Congratulations to Emma Bonino, for putting her head in the Cornish fishermen's den. The European fisheries commissioner's willingness to mend the EU's nets in public is a model other senior Brussels officials should follow. She made few converts on the quayside in Newlyn. But she said three things that are, broadly speaking, true. First, the EU needs a Common Fisheries Policy (CFP); second, it is in the interests of British fishermen to belong to it; third, the present policy has failed and needs to be reworked.

We need a European policy because fish wander. There is no point in protecting the adults in British waters if the piscine children and teenagers are being massacred in, say, Dutch waters. Purely national solutions do not work. The CFP is based on supposedly scientific limits on the number of fish that can be caught. The permitted annual catch is divided into quotas for national fleets. The size of those fleets is not restricted. In theory, at least, the least productive boats in a national fleet should be driven out of business and the industry should find its equilibrium, with just enough boats catching just enough fish.

However, in practice, that does not happen. Governments pander to fishermen and inflate the catch levels recommended by the scientists. The policing of quotas and net sizes has been inadequate. British fishermen were rightly incensed by the recent European Court decision allowing member states to poach each other's quotas by registering fishing vessels in other countries ("quota-hopping"). This makes sense under single market rules, but it blows the CFP apart.
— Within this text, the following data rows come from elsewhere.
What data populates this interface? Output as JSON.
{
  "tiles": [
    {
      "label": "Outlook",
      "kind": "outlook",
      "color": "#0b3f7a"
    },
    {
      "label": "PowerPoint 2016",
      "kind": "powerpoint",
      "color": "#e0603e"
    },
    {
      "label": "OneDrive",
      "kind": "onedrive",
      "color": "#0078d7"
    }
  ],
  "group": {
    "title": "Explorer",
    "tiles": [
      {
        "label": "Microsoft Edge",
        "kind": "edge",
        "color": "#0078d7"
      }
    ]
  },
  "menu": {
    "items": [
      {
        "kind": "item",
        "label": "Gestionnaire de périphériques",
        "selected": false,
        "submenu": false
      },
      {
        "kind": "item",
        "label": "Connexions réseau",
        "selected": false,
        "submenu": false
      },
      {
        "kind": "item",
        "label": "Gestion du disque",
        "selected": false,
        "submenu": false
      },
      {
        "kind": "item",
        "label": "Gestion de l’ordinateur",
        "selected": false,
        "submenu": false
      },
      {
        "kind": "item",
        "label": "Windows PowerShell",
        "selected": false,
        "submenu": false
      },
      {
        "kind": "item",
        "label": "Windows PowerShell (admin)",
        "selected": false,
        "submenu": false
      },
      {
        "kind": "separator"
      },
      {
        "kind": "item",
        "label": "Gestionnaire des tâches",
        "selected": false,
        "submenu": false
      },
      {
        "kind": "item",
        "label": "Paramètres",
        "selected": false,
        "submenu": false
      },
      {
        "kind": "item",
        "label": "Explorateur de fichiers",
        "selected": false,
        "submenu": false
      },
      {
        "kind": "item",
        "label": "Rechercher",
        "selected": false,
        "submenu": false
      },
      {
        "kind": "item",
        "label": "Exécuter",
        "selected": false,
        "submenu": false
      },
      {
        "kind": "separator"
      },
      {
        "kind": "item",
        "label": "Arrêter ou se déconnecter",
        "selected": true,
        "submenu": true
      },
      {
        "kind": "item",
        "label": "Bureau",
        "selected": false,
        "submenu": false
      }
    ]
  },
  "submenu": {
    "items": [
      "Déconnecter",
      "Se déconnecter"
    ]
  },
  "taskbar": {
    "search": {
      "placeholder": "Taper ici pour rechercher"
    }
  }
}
As a result of loopholes such as this, Europe has too many boats chasing too few fish. A more effective solution would be to impose a much stricter system of licensing on boats to restrict the size of fleets. This could be combined with a market to auction and then trade the licenses. This mixture of EU quota setting and market trading for licenses would be much more effective in preserving fish stocks and managing a more orderly contraction of the industry, thereby helping to limit the damage to traditional fishing communities.